Researchers have been working for decades on improving the anti-icing performance of functional surfaces. Ice accumulation on aircraft wings, for instance, can reduce lifting force, block moving parts and cause disastrous problems.
Research in the journal AIP Advances, from AIP Publishing, investigates a unique nanostructure, modeled on moth eyes, that has anti-icing properties. Moth eyes are of interest because they have a distinct ice-phobic and transparent surface.
The researchers fabricated the moth eye nanostructure on a quartz substrate that was covered with a paraffin layer to isolate it from a cold and humid environment. Paraffin wax was chosen as a coating material due to its low thermal conductivity, easy coating and original water repellency.
“We evaluated the anti-icing properties of this unique nanostructure covered with paraffin in terms of adhesion strength, freezing time and mimicking rain sustainability,” said Nguyen Ba Duc, one of the authors.
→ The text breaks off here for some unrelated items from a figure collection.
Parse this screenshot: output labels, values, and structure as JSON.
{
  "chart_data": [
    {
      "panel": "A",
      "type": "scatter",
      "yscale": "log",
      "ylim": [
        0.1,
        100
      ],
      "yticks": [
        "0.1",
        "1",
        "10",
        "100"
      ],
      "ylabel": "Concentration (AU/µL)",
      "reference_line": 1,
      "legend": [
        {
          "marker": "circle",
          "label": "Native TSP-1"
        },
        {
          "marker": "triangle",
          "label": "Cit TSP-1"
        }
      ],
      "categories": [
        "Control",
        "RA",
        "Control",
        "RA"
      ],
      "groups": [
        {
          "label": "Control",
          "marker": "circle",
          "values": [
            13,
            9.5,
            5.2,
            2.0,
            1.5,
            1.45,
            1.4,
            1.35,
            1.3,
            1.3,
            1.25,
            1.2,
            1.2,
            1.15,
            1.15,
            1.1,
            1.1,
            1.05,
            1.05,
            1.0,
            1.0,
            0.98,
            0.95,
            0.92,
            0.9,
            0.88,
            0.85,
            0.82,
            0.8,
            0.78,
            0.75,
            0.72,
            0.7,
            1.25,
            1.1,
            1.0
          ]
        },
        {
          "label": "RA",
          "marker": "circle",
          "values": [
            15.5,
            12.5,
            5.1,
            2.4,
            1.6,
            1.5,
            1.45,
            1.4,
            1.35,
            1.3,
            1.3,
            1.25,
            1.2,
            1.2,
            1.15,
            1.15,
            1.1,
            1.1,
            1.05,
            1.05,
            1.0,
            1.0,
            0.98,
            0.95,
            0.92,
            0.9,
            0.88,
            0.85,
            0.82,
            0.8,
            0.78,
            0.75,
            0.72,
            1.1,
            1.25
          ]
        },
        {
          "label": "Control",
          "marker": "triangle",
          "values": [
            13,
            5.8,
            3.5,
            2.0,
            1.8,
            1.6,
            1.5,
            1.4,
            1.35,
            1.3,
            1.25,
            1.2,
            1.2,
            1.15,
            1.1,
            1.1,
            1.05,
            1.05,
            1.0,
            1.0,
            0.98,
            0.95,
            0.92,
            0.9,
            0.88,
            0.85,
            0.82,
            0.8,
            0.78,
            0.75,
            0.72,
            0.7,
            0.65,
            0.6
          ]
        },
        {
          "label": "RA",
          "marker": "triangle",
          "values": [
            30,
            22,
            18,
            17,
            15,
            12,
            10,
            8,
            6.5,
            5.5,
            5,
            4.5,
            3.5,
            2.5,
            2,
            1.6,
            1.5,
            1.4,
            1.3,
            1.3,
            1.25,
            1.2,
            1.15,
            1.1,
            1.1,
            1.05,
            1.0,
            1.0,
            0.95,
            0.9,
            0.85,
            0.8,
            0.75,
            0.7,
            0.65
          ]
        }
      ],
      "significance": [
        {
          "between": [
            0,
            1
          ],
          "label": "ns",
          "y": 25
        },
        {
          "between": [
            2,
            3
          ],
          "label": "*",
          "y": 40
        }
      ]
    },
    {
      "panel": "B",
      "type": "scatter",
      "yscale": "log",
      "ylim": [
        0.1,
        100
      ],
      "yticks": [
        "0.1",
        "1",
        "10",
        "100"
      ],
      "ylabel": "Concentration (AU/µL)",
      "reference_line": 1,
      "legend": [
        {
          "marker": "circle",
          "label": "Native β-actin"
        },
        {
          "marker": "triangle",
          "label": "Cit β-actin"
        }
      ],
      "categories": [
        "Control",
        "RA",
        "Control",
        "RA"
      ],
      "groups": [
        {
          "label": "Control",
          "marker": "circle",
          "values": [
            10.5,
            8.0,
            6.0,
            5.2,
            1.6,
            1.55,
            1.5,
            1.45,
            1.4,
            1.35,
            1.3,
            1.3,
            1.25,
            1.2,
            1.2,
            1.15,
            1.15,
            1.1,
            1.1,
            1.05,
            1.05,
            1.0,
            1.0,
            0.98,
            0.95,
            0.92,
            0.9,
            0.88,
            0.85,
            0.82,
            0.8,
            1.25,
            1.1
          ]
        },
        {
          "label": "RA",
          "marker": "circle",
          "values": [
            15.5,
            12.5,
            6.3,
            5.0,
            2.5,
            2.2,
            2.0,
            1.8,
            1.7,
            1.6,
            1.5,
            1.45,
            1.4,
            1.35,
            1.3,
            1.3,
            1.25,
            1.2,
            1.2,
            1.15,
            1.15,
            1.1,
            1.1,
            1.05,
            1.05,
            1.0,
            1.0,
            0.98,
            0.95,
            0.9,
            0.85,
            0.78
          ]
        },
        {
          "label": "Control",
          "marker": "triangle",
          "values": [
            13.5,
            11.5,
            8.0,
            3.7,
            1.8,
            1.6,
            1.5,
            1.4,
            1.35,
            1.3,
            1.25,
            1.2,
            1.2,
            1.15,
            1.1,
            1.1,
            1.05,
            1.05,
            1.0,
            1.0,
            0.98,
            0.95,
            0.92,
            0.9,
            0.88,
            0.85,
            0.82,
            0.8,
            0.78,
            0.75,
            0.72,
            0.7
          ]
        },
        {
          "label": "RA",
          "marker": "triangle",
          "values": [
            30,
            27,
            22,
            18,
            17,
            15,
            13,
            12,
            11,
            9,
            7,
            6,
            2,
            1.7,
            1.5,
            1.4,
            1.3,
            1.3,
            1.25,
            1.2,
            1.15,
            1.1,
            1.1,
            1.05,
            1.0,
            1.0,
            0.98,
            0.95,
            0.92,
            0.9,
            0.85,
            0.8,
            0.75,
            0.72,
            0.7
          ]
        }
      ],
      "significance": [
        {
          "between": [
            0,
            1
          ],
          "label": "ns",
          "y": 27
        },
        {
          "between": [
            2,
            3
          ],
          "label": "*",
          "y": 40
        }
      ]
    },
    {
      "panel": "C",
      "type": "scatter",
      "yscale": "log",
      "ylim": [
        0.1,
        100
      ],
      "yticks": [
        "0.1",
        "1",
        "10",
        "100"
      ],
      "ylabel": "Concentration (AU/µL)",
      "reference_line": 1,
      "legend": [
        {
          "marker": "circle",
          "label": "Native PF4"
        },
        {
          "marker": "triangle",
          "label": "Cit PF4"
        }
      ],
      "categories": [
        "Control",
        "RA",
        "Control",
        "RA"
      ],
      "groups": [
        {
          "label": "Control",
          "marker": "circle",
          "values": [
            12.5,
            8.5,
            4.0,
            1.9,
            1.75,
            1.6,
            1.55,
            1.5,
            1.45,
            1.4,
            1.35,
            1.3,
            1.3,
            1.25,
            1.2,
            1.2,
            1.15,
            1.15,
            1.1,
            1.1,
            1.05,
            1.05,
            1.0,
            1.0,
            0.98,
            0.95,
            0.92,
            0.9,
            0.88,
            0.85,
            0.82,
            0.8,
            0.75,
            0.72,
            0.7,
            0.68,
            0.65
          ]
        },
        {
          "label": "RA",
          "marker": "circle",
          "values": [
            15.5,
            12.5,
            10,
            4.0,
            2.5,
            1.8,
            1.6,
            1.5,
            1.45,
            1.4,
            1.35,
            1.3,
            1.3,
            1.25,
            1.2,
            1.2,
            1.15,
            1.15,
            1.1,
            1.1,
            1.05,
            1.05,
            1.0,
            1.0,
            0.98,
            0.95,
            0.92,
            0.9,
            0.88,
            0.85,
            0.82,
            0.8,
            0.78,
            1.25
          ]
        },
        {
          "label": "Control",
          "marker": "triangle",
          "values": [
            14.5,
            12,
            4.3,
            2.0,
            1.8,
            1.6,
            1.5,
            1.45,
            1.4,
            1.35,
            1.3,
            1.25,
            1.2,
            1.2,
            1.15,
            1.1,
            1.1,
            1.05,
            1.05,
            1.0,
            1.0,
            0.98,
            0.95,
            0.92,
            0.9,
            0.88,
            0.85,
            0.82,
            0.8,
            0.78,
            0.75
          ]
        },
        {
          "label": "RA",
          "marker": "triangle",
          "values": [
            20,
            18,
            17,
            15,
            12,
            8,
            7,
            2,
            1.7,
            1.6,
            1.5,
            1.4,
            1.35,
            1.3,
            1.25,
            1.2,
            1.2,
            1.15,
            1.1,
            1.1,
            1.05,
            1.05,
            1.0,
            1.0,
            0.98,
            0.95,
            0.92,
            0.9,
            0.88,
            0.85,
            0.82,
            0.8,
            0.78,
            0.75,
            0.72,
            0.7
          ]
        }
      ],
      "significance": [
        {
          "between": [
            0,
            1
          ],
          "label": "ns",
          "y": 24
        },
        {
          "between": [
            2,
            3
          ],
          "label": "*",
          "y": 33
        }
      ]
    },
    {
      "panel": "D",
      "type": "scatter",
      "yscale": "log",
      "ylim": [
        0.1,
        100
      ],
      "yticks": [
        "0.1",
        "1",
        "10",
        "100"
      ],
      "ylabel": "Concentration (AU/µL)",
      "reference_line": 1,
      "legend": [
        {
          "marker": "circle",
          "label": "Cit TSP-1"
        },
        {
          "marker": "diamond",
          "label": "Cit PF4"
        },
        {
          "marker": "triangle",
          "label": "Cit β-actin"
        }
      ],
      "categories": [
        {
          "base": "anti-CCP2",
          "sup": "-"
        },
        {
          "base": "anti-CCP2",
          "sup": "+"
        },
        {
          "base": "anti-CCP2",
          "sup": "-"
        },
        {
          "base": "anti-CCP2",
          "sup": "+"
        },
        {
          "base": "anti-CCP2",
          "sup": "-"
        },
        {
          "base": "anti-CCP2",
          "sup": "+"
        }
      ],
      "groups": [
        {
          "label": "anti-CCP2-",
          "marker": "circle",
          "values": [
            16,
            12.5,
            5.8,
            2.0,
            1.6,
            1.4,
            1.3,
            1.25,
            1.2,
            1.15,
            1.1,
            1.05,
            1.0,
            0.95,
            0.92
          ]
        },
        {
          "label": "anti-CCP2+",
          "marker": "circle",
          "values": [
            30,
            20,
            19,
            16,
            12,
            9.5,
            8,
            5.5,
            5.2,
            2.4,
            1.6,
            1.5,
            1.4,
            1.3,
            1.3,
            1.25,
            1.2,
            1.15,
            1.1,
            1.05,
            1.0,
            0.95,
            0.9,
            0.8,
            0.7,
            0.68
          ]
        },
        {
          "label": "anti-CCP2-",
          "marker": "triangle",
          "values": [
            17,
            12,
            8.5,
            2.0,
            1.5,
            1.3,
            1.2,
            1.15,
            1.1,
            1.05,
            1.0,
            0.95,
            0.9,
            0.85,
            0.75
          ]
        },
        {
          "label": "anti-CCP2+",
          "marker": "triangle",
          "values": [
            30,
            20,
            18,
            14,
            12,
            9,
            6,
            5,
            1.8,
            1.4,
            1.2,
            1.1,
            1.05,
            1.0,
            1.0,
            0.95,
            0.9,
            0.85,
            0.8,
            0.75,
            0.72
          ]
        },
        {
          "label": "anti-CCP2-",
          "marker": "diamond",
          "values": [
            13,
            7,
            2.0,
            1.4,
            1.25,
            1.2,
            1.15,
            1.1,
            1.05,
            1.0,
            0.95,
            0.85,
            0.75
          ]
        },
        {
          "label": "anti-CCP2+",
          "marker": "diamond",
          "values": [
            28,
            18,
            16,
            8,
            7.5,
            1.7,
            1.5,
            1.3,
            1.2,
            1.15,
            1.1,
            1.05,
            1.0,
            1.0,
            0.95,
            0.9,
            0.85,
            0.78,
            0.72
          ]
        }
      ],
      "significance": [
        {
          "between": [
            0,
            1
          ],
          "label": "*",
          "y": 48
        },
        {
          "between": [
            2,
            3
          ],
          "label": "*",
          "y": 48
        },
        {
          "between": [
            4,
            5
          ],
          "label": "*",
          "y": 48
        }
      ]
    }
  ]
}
Ice accumulation on energy transmission systems, vehicles and ships in a harsh environment often leads to massive destruction and contributes to serious accidents.
The researchers found the moth eyes nanostructure surface coated in paraffin exhibited greatly improved anti-icing performance, indicating the advantage of combining original water repellency and a unique heat-delaying structure. The paraffin interfered in the icing process in both water droplet and freezing rain experiments.
The number of air blocks trapped inside the nanostructure also contributed to delaying heat transfer, leading to an increase in freezing time of the attached water droplets.
“We also determined this unique nanostructure sample is suitable for optical applications, such as eyeglasses, as it has high transparency and anti-reflective properties,” said Ba Duc.
The high transparency and anti-reflective effects were due to the nanostructure being modeled on moth eyes, which have these transparent and anti-reflective properties.